LinkedIn's Feed Algorithm Switched to LLM-Based Recommendations
LinkedIn confirmed in 2026 that it has deployed Generative Recommenders -- large language model-backed recommendation systems similar to Instagram and TikTok -- replacing its prior rule-based algorithm. The system now measures relevance and depth rather than raw engagement volume.
The practical consequences for B2B marketers are significant and directional.
The 60% External Link Penalty: What It Means
Posts containing external links -- to blog posts, landing pages, case studies, webinar registration pages -- now receive approximately 60% less distribution than equivalent posts without external links. LinkedIn is optimizing for users staying on-platform, and any post that pushes users off-platform is penalized at the distribution layer.
This has immediate implications for how B2B marketers promote events, content, and campaigns on LinkedIn.
What no longer works:
- "Register for our webinar [link]" posts from company pages
- "Read our latest case study [link]" posts
- Link-in-comments workarounds (now detected and penalized similarly)
- Hashtag stuffing to boost reach
What the algorithm rewards:
- Posts that generate deep engagement: comments with multiple sentences, replies, extended reading time
- Native LinkedIn content: carousels, documents, polls with context, and native video
- Personal profiles (8x more engagement than company pages)

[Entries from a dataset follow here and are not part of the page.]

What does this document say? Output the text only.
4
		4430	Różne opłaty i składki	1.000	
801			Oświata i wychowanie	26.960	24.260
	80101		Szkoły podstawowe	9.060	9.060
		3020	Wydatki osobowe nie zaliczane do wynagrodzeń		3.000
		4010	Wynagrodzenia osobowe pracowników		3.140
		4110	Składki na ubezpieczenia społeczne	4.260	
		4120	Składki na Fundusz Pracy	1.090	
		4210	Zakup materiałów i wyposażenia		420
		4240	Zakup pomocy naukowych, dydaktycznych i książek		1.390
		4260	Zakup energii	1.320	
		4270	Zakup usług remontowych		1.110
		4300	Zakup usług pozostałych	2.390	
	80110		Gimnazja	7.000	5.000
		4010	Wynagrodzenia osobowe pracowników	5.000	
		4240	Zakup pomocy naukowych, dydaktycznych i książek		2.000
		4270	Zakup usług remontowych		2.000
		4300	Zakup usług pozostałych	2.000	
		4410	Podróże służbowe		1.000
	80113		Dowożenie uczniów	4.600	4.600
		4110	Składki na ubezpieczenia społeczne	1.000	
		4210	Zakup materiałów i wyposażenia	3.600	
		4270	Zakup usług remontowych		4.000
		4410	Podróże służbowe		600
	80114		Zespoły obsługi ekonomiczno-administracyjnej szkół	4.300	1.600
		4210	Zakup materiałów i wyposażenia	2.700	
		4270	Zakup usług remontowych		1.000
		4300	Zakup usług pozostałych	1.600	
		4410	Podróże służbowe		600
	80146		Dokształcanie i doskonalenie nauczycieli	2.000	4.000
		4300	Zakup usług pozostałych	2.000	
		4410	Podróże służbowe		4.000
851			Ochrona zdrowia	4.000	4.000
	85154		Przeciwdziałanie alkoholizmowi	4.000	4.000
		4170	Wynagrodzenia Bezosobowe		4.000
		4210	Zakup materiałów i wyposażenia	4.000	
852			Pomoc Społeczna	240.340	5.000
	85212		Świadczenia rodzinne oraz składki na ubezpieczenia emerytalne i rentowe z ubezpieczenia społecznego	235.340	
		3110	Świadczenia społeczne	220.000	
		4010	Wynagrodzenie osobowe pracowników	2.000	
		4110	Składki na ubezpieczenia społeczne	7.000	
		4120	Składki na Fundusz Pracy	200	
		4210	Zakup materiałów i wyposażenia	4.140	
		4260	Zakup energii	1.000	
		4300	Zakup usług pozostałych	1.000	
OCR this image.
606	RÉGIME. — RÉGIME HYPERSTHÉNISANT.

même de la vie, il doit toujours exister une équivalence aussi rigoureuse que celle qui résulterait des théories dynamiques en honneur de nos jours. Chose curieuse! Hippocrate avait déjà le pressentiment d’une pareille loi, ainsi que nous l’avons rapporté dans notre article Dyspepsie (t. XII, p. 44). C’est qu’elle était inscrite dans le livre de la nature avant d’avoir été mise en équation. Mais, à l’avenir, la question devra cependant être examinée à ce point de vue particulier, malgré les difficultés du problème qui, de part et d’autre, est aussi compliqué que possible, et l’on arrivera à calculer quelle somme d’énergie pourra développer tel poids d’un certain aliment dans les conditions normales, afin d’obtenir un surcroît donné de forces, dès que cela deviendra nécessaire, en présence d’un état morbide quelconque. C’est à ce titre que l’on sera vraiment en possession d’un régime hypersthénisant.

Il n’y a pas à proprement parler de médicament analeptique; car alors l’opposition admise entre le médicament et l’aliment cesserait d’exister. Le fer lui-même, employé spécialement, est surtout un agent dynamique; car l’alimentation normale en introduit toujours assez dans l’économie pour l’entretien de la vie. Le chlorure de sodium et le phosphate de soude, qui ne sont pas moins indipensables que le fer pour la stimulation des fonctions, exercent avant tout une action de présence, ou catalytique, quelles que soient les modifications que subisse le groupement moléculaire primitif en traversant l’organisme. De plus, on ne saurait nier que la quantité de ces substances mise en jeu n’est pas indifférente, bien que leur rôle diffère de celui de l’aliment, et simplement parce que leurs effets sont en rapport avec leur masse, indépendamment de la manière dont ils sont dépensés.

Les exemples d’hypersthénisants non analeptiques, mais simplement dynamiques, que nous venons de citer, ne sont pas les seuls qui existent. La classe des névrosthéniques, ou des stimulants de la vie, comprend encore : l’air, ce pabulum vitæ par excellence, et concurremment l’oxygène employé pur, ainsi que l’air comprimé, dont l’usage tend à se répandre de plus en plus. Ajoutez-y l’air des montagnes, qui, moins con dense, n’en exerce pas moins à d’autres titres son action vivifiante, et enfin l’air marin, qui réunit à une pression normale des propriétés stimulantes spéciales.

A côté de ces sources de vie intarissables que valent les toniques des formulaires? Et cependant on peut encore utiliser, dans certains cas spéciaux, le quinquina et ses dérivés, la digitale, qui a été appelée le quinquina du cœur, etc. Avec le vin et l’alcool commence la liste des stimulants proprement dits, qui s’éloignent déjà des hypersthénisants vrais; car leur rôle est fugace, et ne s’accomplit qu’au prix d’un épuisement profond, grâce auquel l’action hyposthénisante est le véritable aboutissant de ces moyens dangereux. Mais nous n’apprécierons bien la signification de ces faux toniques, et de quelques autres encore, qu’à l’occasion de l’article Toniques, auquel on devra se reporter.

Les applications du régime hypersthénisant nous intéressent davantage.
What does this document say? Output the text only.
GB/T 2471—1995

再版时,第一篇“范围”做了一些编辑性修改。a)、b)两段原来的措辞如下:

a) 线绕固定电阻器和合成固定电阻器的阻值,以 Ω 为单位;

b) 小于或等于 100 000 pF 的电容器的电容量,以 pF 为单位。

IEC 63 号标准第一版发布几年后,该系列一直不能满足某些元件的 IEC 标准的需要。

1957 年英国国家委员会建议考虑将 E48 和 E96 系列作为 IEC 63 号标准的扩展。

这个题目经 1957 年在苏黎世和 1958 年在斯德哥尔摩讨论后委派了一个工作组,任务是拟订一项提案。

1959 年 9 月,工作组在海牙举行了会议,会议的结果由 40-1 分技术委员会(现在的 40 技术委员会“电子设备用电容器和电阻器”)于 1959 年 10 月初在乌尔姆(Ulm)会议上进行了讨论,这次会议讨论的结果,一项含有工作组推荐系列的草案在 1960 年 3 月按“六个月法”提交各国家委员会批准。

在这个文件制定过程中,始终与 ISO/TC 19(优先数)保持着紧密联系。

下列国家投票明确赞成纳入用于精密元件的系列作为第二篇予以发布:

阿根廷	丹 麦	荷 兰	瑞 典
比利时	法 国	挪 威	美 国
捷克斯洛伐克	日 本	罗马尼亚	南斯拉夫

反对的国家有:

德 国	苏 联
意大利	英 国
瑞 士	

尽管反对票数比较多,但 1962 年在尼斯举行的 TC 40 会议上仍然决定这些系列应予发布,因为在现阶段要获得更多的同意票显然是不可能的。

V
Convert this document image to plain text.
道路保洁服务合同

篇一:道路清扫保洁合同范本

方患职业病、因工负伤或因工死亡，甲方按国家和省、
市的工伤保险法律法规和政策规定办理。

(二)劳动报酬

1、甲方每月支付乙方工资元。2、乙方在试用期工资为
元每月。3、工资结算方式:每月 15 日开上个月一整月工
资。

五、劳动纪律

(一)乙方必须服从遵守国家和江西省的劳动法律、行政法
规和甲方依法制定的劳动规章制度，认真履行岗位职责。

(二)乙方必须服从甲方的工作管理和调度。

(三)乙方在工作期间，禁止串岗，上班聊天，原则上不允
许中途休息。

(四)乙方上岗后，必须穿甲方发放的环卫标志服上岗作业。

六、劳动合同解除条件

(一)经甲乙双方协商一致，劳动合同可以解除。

- Original perspective and named expertise rather than recycled insights
The Depth Score: LinkedIn's New Core Ranking Signal
LinkedIn introduced "Depth Score" as a primary ranking signal in 2026. It measures how long users engage with content -- dwell time, multi-sentence comments, saves, and private shares all factor in. A post that gets 500 reactions but no substantive comments scores lower than a post with 50 comments averaging four sentences each.
For B2B marketers, this means optimizing for quality of engagement over volume. One genuine "this changed how I think about X" comment from an ideal customer is worth more algorithmically than 50 reaction-bait thumbs-ups.
What This Means for B2B Event Promotion on LinkedIn
Most B2B event promotion on LinkedIn currently relies on a formula that is now broken: company page posts with event registration links, scheduled during business hours, tagged with industry hashtags.
The new formula has to look like this:
1. Promote events from personal profiles, not company pages. Personal profiles deliver 8x more engagement. Founders, executives, and team members posting about event topics outperform company page announcements by a wide margin.
2. Post topic content without links first. Build a week of topical posts about the subject your event covers -- in native LinkedIn format, no external links -- before posting the event invite. The algorithm will have established your topic authority before the promotion post lands.
3. Use LinkedIn native events rather than external registration. LinkedIn's native event format does not carry the external link penalty because it keeps users on-platform. This is not always possible when your registration system is external, but where you can use LinkedIn native events, do it.
4. Let attendee conversation do the promotion. Posts by attendees saying "just signed up for this event" or sharing what topic they are most interested in generate organic algorithmic amplification that outperforms company announcement posts.
Why LinkedOtter's Event-Led Motion Is Built for This Algorithm
At LinkedOtter, we invite target accounts to events -- we do not pitch them. Invitations go by direct message and personalized outreach, not mass LinkedIn posts with external links. The event creates the intent signal. The follow-up starts with attendees who have already self-selected.
That motion is not dependent on LinkedIn feed reach. We generated 38 C-level attendees at RSA and 754 webinar signups in 26 days using direct outreach and targeted invite lists, not viral LinkedIn posts.
The LinkedIn algorithm change matters for teams whose pipeline depends on organic LinkedIn reach. For teams running event-led outbound with direct invite infrastructure, it changes the content strategy but not the core motion.